The biggest chunk, $203 million, is for general public health costs including COVID-19 testing, protective equipment such as masks and gloves, and related expenses, according to a report county supervisors heard Tuesday, May 19.

Another $91 million went to address public health among the homeless and in local jails, and to provide food to residents in need. Paying county workers handling emergency response totaled $88 million, and $71 million went to behavioral health services and additional cleaning and maintenance of county facilities.

Supervisors are still hammering out plans to use the remaining $101 million to help cover cities’ coronavirus-related costs that don’t get reimbursed through the Federal Emergency Management Agency or some other way, and to help small businesses pay workers and cover expenses.

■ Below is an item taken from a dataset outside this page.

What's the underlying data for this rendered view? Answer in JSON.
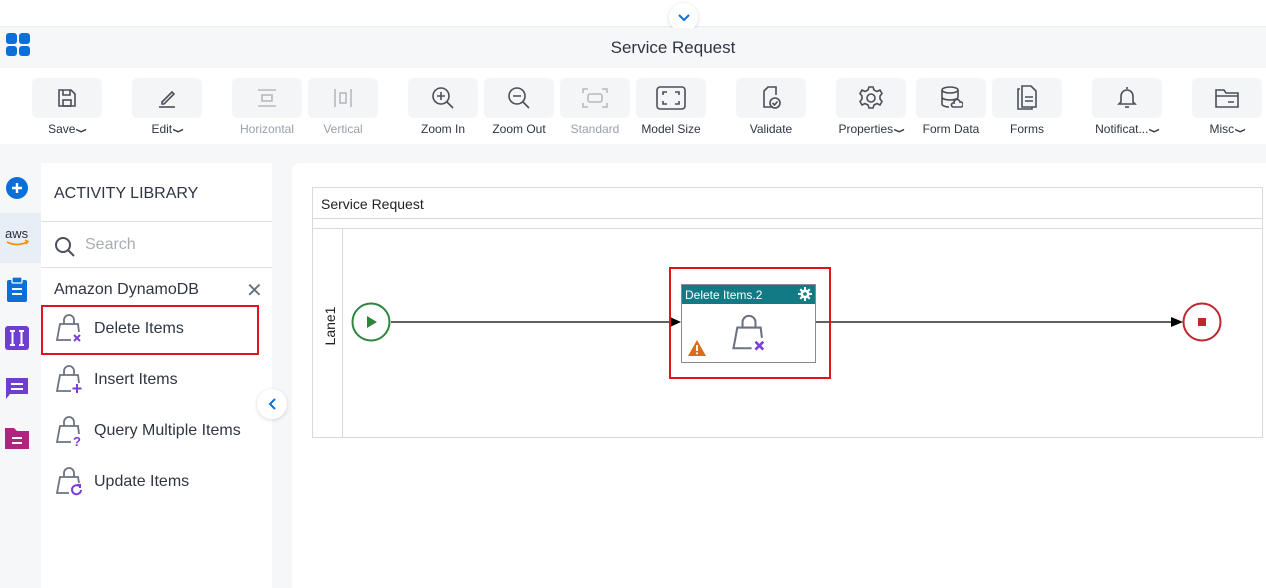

The fact the federal money has been earmarked and divvied up means Orange County cities won’t get a share as a large group of mayors requested in April, but county officials have said federal guidelines don’t allow them to use the funding to replace lost revenue that has blown a hole in most cities’ budgets.

County CEO Frank Kim noted that Gov. Gavin Newsom’s May budget revision proposal suggests sending some of the state’s federal relief dollars directly to the state’s biggest cities, including Anaheim and Santa Ana, and that counties be given money to pass along to smaller cities, but it’s unknown how much Orange County might receive under the proposal.

The county is also dealing with budget holes of its own. Expected drops in sales taxes and other revenue sources that either come directly to the county or are passed down from the state could create a gap of $458.5 million over this fiscal year and the next one, county officials said.

Aguirre said the shortfall would likely be addressed with a combination of spending cuts and using county reserve funds. County departments have been asked to prepare revised budget proposals by the end of this week.